今、戦乱の世はほぼ終息を迎え、アスラント王国もかつての勢いを取り戻しつつある。
しかし、それでも完全な平和が訪れたわけではなかった。まだ、隣国との衝突は続いている。
「ねえ、ジャンベル。私は結局、何も残せなかったのではないかと思っているの」
アンナは少し寂しそうに、ふと遠くを見つめながら呟いた。声は遠くを見つめるようなものになり、ジャンベルはその言葉に深い共感を抱きつつも、黙って耳を傾ける。
どんな時も、王女は自分の意思を貫いてきた。それが何よりも尊いことだと信じているからだ。
「戦いの中で多くのことを学んだわ。私たちは強くなるために戦ってきたけれど、その戦いが本当に必要だったのか、今でも考えてしまうの。国が三つにまでまとまった今でも、争いが絶えないのを見ると、何かが違うのではないかって」
アンナの目には、一瞬の悲しみが浮かぶが、それはすぐに消える。ジャンベルはその変化を感じ取る。隣にいる者として、言葉にしなくても理解できる絆がそこにあった。
「あなたがいてくれて、本当に良かった」
その言葉は、これまでの感謝の気持ちを込めて紡がれる。ジャンベルは何も言わず、ただ深く頷く。それが、彼にとっての最大の返答だった。
「私には才能があった。あの時代の誰よりも強い力を持っていたのに、それでも戦いを終わらせることができなかった。私が死んだら、この国はどうなるのかしら」
ジャンベルはその言葉に答えず、ただ静かに彼女を見つめていた。
アンナの悩みは、ジャンベルもずっと理解していた。
誰よりも優れた魔法の力を持ちながら、その力が平和をもたらすどころか、戦いを加速させてしまったことを悔いていた。
アンナの願いはただ一つ、国民と国を守ることだった。
「陛下、私はただ、あなたの意志を支え続けてきたに過ぎません。もし私が少しでもお役に立てたのであれば、それだけで十分です」
ジャンベルは静かに、穏やかな声で応えた。
戦場では剣を振るい、命を賭して守ってきた存在。その姿は、王国中で尊敬の的だった。しかし、アンナにとっては、ただの「信頼できる隣人」だった。
それが何よりもアンナを安心させていた。
「そう言われると、少し照れ臭いわね。でも、本当に、あなたには感謝しているのよ。何度も私を支えてくれた」
アンナは微笑んだ。
その微笑みは、戦乱に疲れた心を一瞬でも和らげるものであり、ジャンベルにとってもそれは特別なものだった。戦場での激しい日々の中で、唯一感じられる平和の象徴でもあった。

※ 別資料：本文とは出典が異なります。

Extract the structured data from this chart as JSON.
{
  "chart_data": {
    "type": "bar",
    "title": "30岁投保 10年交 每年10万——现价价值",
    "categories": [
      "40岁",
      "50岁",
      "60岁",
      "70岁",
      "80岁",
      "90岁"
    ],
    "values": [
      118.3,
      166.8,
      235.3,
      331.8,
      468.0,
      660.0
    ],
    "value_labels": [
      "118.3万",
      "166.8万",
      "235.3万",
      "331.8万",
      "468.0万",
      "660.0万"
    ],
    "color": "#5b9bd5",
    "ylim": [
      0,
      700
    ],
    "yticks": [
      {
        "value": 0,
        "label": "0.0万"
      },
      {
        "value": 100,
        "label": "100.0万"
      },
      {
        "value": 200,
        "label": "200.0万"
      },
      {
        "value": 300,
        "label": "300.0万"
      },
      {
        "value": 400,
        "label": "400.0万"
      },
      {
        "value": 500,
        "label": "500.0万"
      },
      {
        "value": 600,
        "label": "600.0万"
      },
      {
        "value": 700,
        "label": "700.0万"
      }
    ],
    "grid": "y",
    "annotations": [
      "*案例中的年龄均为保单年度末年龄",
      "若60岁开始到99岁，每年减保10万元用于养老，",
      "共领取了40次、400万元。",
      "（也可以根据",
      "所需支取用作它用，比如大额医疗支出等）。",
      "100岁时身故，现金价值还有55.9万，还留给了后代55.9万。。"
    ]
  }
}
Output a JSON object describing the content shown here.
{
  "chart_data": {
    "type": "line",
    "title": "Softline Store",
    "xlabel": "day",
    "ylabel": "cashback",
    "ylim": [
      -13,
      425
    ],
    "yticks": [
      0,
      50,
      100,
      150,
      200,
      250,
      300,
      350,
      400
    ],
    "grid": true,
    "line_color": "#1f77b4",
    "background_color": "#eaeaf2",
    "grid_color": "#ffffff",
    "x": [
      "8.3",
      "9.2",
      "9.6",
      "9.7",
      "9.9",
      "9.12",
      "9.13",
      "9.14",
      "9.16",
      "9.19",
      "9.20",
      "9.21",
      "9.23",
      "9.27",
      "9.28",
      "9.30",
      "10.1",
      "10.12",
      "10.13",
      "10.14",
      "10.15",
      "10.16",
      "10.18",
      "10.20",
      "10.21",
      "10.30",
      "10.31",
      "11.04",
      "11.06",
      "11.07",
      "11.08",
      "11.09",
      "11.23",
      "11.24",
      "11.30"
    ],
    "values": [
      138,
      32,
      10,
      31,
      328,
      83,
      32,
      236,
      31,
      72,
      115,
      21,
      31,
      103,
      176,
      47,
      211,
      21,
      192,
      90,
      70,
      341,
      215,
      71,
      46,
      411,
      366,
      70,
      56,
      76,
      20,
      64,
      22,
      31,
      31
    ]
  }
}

「ねぇ、ジャンベル。この戦いが終わったら、どうするつもり?」
アンナはふと問いかけた。
その質問には、未来に対する期待と不安が混ざり合っていた。過去のジャンベルの問いのお返しのつもりでももある。
「もしこの国に平和が訪れたなら、私はあなたにどんな命令をされても従います。陛下の望む未来を一緒に見たいと、そう思っています」
ジャンベルの答えはいつも誠実で、心に響くものだった。常に忠実であり、決して自分の野心を前に出すことはない。それが、アンナにとってどれほどの支えになっていたか。
「それなら、私が望むことを約束してくれる?」
アンナは椅子に深く腰掛け、じっとジャンベルを見つめる。
その瞳には、少しだけ緊張が見え隠れしていた。
ジャンベルはその視線を受け止め、再び頷いた。
「もちろん。陛下が望むことなら、何でもお受けします」
その答えに、アンナは小さく笑みを浮かべた。
「なら、戦いが終わったら、私と一緒にどこか静かな場所で、ただの普通の生活を送ってみたいの。私の夢は、平穏な日常を生きることだったのよ」
その言葉は、戦いに明け暮れたこれまでの人生とは対照的だった。平和な日常。それは、常に戦争に巻き込まれてきたアンナにとって、手に届きそうで届かなかった夢。
その言葉を聞いて少し驚いたが、すぐに深い共感を覚えた。ジャンベルもまた、戦場で命をかけて戦うことに疲れを感じていた。そして、アンナの夢を共有することができるなら、それ以上の喜びはなかった。
「それがあなたの望みなら、私もその夢を叶えるために尽力します。王女ではなく、一人の女性としてのあなたと共に歩むことを、誇りに思います」
アンナはジャンベルの言葉を聞き、静かに目を閉じた。心の中で、戦いの日々が次々と蘇る。失った仲間、破壊された町、そして奪われた命。それでも、そのすべてを乗り越えて今がある。
私たちは昔話に花を咲かせながら、笑い合った。
現在、私は63歳。王国をここまで導いてきたが、戦いはまだ完全に終わっていない。かつて十カ国に分かれていたこの大地も、今では三カ国にまとまった。しかし、他の二つの国は未だに争いを求めている。
「ジャンベル。やっぱり私はね、結局何も残せなかったのではないかと思うの」
私は静かに、語りかけた。
これまでの人生、数々の戦いに身を投じ、多くの命を救ってきた。それでも、まだ戦いは終わらない。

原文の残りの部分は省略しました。